しかし軍隊組織には思想があり、社会的事実は思想を契機としている。人間が生きれば、文化、制度、行動様式、秩序が生まれる。これが政治だ。政治の作用は必要とあれば、いつでも暴力を使う。権力関係も含む人間の共存状態が政治社会である。

かって人間の行動様式を規定していたのは、タブー、トーテムであった。宗教は文化であり、価値があり、人間のものの考え方だ。人類の歴史は宗教の歴史でもある。血縁や、宗教を外して政治を理解出来ない。

人間の共存関係、これは長く自覚されることは無かった。政治思想を自覚したのは近代ヨーロッパである。フランス革命は、政治思想によって政治社会を変えた。人間社会の秩序を一番安定させるには、現存秩序が自然であると信じこませることだ。自然の認識の自覚から人間は技術を生み、科学を成立させた。社会生活を人間が自覚する時、秩序は永遠ではなくなる。人間は社会を変えようとする。

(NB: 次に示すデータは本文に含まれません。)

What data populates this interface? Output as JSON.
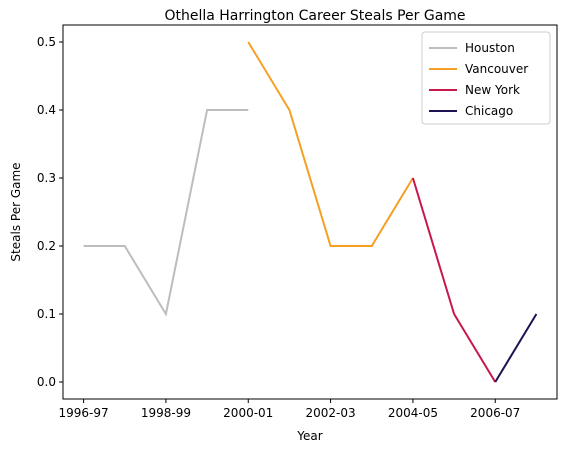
{
  "chart_data": {
    "type": "line",
    "title": "Othella Harrington Career Steals Per Game",
    "xlabel": "Year",
    "ylabel": "Steals Per Game",
    "xticks": [
      "1996-97",
      "1998-99",
      "2000-01",
      "2002-03",
      "2004-05",
      "2006-07"
    ],
    "yticks": [
      "0.0",
      "0.1",
      "0.2",
      "0.3",
      "0.4",
      "0.5"
    ],
    "ylim": [
      -0.025,
      0.525
    ],
    "grid": false,
    "legend_position": "top-right",
    "series": [
      {
        "name": "Houston",
        "color": "#bdbdbd",
        "points": [
          {
            "x": "1996-97",
            "y": 0.2
          },
          {
            "x": "1997-98",
            "y": 0.2
          },
          {
            "x": "1998-99",
            "y": 0.1
          },
          {
            "x": "1999-00",
            "y": 0.4
          },
          {
            "x": "2000-01",
            "y": 0.4
          }
        ]
      },
      {
        "name": "Vancouver",
        "color": "#f5a023",
        "points": [
          {
            "x": "2000-01",
            "y": 0.5
          },
          {
            "x": "2001-02",
            "y": 0.4
          },
          {
            "x": "2002-03",
            "y": 0.2
          },
          {
            "x": "2003-04",
            "y": 0.2
          },
          {
            "x": "2004-05",
            "y": 0.3
          }
        ]
      },
      {
        "name": "New York",
        "color": "#c8174a",
        "points": [
          {
            "x": "2004-05",
            "y": 0.3
          },
          {
            "x": "2005-06",
            "y": 0.1
          },
          {
            "x": "2006-07",
            "y": 0.0
          }
        ]
      },
      {
        "name": "Chicago",
        "color": "#1c1352",
        "points": [
          {
            "x": "2006-07",
            "y": 0.0
          },
          {
            "x": "2007-08",
            "y": 0.1
          }
        ]
      }
    ]
  }
}
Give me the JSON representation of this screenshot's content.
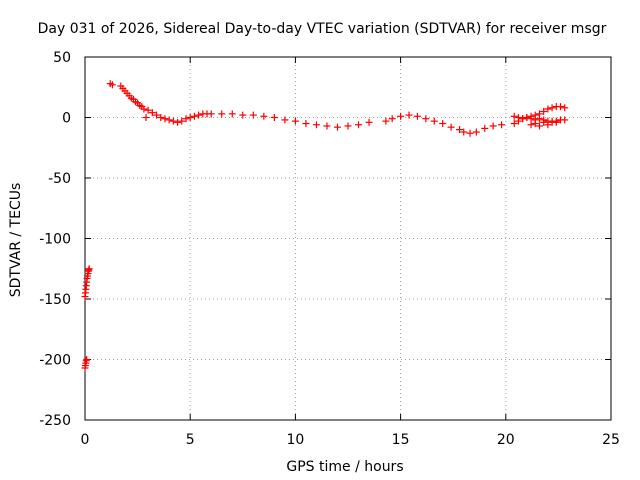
{
  "chart_data": {
    "type": "scatter",
    "title": "Day 031 of 2026, Sidereal Day-to-day VTEC variation (SDTVAR) for receiver msgr",
    "xlabel": "GPS time / hours",
    "ylabel": "SDTVAR / TECUs",
    "xlim": [
      0,
      25
    ],
    "ylim": [
      -250,
      50
    ],
    "x_ticks": [
      "0",
      "5",
      "10",
      "15",
      "20",
      "25"
    ],
    "y_ticks": [
      "50",
      "0",
      "-50",
      "-100",
      "-150",
      "-200",
      "-250"
    ],
    "grid": true,
    "marker": "+",
    "color": "#ff0000",
    "series": [
      {
        "name": "SDTVAR",
        "x": [
          0.0,
          0.02,
          0.04,
          0.06,
          0.08,
          0.1,
          0.12,
          0.14,
          0.16,
          0.18,
          0.2,
          0.0,
          0.02,
          0.04,
          0.06,
          0.08,
          1.2,
          1.3,
          1.7,
          1.8,
          1.9,
          2.0,
          2.1,
          2.2,
          2.3,
          2.4,
          2.5,
          2.6,
          2.7,
          2.8,
          3.0,
          3.2,
          3.4,
          3.6,
          3.8,
          4.0,
          4.2,
          4.4,
          4.6,
          4.8,
          5.0,
          5.2,
          5.4,
          5.6,
          5.8,
          6.0,
          6.5,
          7.0,
          7.5,
          8.0,
          8.5,
          9.0,
          9.5,
          10.0,
          10.5,
          11.0,
          11.5,
          12.0,
          12.5,
          13.0,
          13.5,
          14.3,
          14.6,
          15.0,
          15.4,
          15.8,
          16.2,
          16.6,
          17.0,
          17.4,
          17.8,
          18.0,
          18.3,
          18.6,
          19.0,
          19.4,
          19.8,
          20.4,
          20.6,
          20.8,
          21.0,
          21.2,
          21.4,
          21.6,
          21.8,
          22.0,
          22.2,
          22.4,
          22.6,
          22.8,
          20.4,
          20.6,
          20.8,
          21.0,
          21.2,
          21.4,
          21.6,
          21.8,
          22.0,
          22.2,
          22.4,
          22.6,
          22.8,
          21.2,
          21.4,
          21.6,
          21.8,
          22.0,
          22.2,
          22.4,
          2.9
        ],
        "y": [
          -148,
          -145,
          -142,
          -139,
          -136,
          -133,
          -131,
          -129,
          -127,
          -126,
          -125,
          -207,
          -205,
          -203,
          -201,
          -200,
          28,
          27,
          26,
          24,
          22,
          20,
          18,
          16,
          15,
          13,
          12,
          10,
          9,
          7,
          6,
          4,
          2,
          0,
          -1,
          -2,
          -3,
          -4,
          -3,
          -1,
          0,
          1,
          2,
          3,
          3,
          3,
          3,
          3,
          2,
          2,
          1,
          0,
          -2,
          -3,
          -5,
          -6,
          -7,
          -8,
          -7,
          -6,
          -4,
          -3,
          -1,
          1,
          2,
          1,
          -1,
          -3,
          -5,
          -8,
          -10,
          -12,
          -13,
          -12,
          -9,
          -7,
          -6,
          -5,
          -3,
          -1,
          0,
          1,
          2,
          3,
          5,
          7,
          8,
          9,
          9,
          8,
          1,
          0,
          -1,
          0,
          -1,
          -2,
          -1,
          -2,
          -3,
          -4,
          -3,
          -2,
          -2,
          -6,
          -5,
          -7,
          -4,
          -6,
          -3,
          -4,
          0
        ]
      }
    ]
  }
}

ヨーロッパの近代化は自然の観念の組み替えから始まった。自然を認識する科学を方法化し、自然に還元出来ないものとして、人間の人格の世界、人間の自由の世界、思想によって変えることの出来る社会を見出した。

政治思想というものは、その時代の人間の物の考え方を規定する。政治思想というものは、その時代、その時代の対象としている政治の在り方に制約されると同時に、その時代の人間の考え方を根本的に規定する意味も持ちうるというおもしろい性質を持っている。

以上は、本書の序説である。人間は感性と理性を持つ。本論はこの論理で貫徹し、結論として、自己疎外からの解放は、感性ではなく理性の問題であり、政治生活の中での理性の回復こそ、今求められていると説く。